A federal court in San Francisco ruled on Friday that bloggers are entitled to the same free speech protections as a traditional journalists. “As the Supreme Court has accurately warned, a First Amendment distinction between the institutional press and other speakers is unworkable,” wrote Andrew Hurwitz, one of the three judges in a federal appeals court panel, which ruled that Crystal Cox, a blogger who lost a defamation case three years ago after writing a post accusing a financial services firm of tax fraud, deserved a new trial and could only be found liable for defamation if she had acted negligently, by the same standards applied, say, to newspaper reporters.

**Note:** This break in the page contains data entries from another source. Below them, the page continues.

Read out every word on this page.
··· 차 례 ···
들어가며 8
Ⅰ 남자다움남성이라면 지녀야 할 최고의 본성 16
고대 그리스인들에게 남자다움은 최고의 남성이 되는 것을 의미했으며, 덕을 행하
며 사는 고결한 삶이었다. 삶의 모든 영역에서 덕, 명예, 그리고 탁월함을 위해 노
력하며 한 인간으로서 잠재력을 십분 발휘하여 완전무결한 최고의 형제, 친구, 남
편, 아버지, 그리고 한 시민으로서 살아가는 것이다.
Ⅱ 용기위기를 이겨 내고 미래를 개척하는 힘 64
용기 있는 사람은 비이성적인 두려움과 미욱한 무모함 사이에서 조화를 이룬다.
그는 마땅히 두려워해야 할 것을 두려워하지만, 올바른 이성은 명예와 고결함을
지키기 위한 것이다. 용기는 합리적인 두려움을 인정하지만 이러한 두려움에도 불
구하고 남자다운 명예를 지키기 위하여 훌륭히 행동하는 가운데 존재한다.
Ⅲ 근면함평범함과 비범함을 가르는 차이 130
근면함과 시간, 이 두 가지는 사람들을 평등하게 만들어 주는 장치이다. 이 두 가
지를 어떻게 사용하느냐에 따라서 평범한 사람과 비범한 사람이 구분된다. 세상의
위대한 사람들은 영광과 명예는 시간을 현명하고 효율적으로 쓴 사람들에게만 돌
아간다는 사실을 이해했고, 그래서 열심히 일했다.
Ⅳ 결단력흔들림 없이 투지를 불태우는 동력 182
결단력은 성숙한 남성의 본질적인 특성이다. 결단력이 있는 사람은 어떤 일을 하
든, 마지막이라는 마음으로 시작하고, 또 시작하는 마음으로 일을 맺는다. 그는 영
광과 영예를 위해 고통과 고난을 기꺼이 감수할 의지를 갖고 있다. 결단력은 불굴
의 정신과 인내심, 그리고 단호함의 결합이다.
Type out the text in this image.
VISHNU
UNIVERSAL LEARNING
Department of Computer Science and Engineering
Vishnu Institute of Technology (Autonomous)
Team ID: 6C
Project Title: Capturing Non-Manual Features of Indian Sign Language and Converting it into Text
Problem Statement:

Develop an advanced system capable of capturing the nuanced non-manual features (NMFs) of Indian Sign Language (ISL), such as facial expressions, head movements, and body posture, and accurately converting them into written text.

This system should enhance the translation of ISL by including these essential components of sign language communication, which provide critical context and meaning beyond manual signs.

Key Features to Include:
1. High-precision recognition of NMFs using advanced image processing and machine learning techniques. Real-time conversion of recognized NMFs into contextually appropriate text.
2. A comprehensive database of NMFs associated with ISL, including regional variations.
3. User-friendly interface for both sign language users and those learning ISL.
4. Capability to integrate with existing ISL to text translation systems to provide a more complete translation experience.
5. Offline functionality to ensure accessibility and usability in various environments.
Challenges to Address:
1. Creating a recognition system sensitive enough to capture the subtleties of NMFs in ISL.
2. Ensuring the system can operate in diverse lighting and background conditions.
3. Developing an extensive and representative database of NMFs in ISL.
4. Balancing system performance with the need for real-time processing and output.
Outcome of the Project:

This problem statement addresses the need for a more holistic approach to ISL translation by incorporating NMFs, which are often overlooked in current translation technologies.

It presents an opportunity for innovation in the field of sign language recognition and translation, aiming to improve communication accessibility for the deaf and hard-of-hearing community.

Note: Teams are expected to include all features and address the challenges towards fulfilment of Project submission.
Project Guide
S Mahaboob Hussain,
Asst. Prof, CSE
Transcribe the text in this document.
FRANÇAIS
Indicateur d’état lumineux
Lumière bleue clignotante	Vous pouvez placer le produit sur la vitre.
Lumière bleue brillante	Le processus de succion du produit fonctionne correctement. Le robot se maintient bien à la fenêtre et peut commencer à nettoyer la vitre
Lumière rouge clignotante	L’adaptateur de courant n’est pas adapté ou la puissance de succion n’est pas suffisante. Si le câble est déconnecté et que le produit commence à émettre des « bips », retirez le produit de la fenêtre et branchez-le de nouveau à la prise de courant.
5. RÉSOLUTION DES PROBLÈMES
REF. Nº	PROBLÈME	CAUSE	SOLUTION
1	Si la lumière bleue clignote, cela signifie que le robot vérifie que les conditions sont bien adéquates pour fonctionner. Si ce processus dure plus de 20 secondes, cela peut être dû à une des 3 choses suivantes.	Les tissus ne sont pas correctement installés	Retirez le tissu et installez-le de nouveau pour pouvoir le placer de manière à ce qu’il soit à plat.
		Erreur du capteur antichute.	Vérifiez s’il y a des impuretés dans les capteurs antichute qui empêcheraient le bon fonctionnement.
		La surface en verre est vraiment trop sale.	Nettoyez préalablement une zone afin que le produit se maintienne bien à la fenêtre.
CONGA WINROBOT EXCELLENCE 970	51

“My very photogenic mother died in a freak accident (picnic, lightning) when I was three,” and other fine examples (beyond that one, from Nabokov’s Lolita) of great punctuation in literature, including parentheses, em dashes, ellipses, and more.
Wendy Lesser reflects on the joys of literary destruction and writers who break the rules: “Literature that tells lies is not worth the paper it is written on, but a lie is not the same as a fantasy, an invention, an allegory, a myth, a dream. Fiction, drama, poetry, and even essays can be made up and also truthful.”
Not quite breaking news, but still noteworthy nonetheless: According to The Guardian, most writers are making virtually no money at all, less than $1,000 a year from their work.
At the New Yorker, Elias Muhanna writes beautifully about the antiquarian bookshop that burned in the northern Lebanese city of Tripoli, while Jon Michaud remembers his days working as a clerk at Rizzoli, the midtown Manhattan bookstore that is now running, once again, from a wrecking ball.